La planta desalinizadora según Marroquín

Antes de hablar, debemos informarnos. Más todavía si lo que digamos va a influir en una decisión que no solo nos impactará a nosotros, sino también a nuestras familias, nuestros vecinos y nuestros paisanos. Parece que Marilú Marroquín no tomó en cuenta esto, por lo que despotricó a sus anchas contra el proyecto minero Tía María y la planta desalinizadora frente a los congresistas de la república.

Señora Marroquín, digamos que usted quiere ir a una fiesta. Primero deben invitarla y después comprarse el vestido y los zapatos, ¿cierto? Porque si se compra todo y después no la invitan se quedaría vestida, alborotada y con varios soles menos en el monedero. Bueno, lo mismo sucede con la planta desalinizadora. Primero se debe contar con la autorización de construcción del proyecto minero y después se construiría la planta desalinizadora. Señora Marroquín, infórmese un poco más, lea los requisitos que se necesitan cumplir para utilizar el agua del mar, y después hable todo lo que quiera, pero con pruebas en mano.
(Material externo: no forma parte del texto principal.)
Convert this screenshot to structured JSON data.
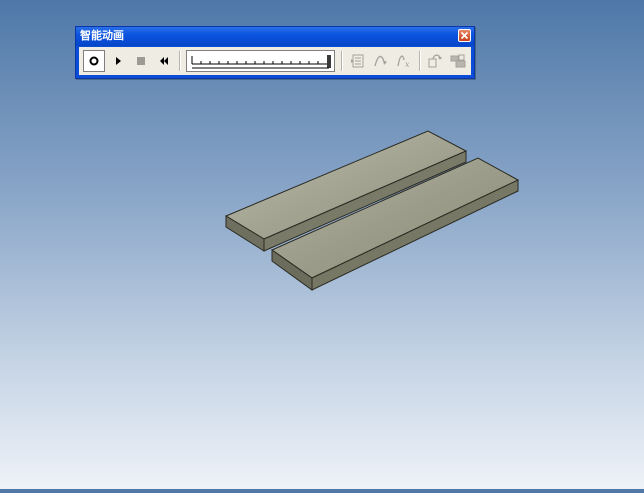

Le recordamos, Marilú Marroquín, que el valle de Tambo no la ve como una persona confiable, ya que pertenece al club de quienes siguen sin resolver el tema del agua para el valle, utilizando ese problema no resuelto como banderilla política para sus campañas electorales. Marilú, si usted no quiere trabajar, nosotros, los pobladores del valle de Tambo, si queremos, porque esa es la única manera de salir adelante. Así que vaya con su discursito a otro lado.